Cost of piracy and terrorism?
   In December, COSCO Container Lines said it would increase rates on shipments from Asia to Red Sea ports by $1,100 over a series of six hikes through Nov. 1, 2011.
   Turns out the hike is part of a plan by carriers in the Informal Red Sea Agreement, which includes COSCO along with APL, CMA CGM, CSAV, Evergreen, Hapag Lloyd, PIL, UAS and Yang Ming.
   It’s a major increase and speaks to a couple different dynamics. One, trade from Asia to emerging markets (be it South America, Africa, the Middle East or other parts of Asia) is going strong. As MOL President Koichi Muto said in a New Year’s address, ‘In the global economy, we are seeing the paths of the developed countries and the emerging countries diverging. While the emerging countries are growing with strong momentum leading to further growth in the distribution of goods, Europe, North America and Japan, which make up 60 percent of world GDP, continue to be burdened by destabilizing factors.’
   So it makes sense that rates between Asia and the Middle East would be rising in line with demand. But by such a huge factor? That speaks to the dangers lines face in transiting and calling at ports around the Gulf of Aden due to piracy and terrorism threats.
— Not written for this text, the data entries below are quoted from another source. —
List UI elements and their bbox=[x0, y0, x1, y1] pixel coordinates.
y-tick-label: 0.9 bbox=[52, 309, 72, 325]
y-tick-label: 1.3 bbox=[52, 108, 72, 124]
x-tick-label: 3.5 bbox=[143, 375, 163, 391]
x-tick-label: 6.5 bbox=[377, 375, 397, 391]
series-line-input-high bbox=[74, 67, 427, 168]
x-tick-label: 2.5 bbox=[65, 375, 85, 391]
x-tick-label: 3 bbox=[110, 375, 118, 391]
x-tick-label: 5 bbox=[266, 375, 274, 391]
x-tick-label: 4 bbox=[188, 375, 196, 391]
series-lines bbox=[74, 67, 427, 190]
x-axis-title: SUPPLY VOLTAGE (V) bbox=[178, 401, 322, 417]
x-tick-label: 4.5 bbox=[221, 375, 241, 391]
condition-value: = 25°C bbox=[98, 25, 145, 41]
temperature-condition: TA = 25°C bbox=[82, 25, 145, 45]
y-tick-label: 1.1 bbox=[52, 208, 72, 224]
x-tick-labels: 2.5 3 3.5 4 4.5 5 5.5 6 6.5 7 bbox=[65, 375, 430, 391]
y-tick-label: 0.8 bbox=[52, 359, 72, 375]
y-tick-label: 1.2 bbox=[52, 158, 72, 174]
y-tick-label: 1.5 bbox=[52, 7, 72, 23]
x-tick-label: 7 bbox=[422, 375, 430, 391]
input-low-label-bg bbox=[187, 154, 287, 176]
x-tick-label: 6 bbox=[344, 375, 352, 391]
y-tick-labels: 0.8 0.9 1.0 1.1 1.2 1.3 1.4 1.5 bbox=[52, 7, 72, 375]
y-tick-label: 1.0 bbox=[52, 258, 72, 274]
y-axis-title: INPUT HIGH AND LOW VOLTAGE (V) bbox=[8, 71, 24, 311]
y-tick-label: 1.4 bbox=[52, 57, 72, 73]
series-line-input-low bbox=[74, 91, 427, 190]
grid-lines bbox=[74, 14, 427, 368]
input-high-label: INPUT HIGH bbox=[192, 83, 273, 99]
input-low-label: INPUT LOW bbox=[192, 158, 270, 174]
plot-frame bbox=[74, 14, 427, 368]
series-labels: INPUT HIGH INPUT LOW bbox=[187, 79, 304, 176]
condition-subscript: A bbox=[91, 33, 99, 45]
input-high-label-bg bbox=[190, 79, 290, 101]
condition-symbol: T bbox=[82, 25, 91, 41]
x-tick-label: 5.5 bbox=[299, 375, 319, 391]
   The issue has been well documented in terms of the nature of the threat, but what’s less clear is the financial toll it has exacted (and could potentially exact in the future) on liner carriers. Carriers must devise plans, train, deploy security teams, sail faster, or risk doing nothing at all. All carry a financial risk or burden.
   It’s clear: travelers would expect to pay more to travel into a dangerous location, and shippers should expect to pay more to ship to or through a dangerous region.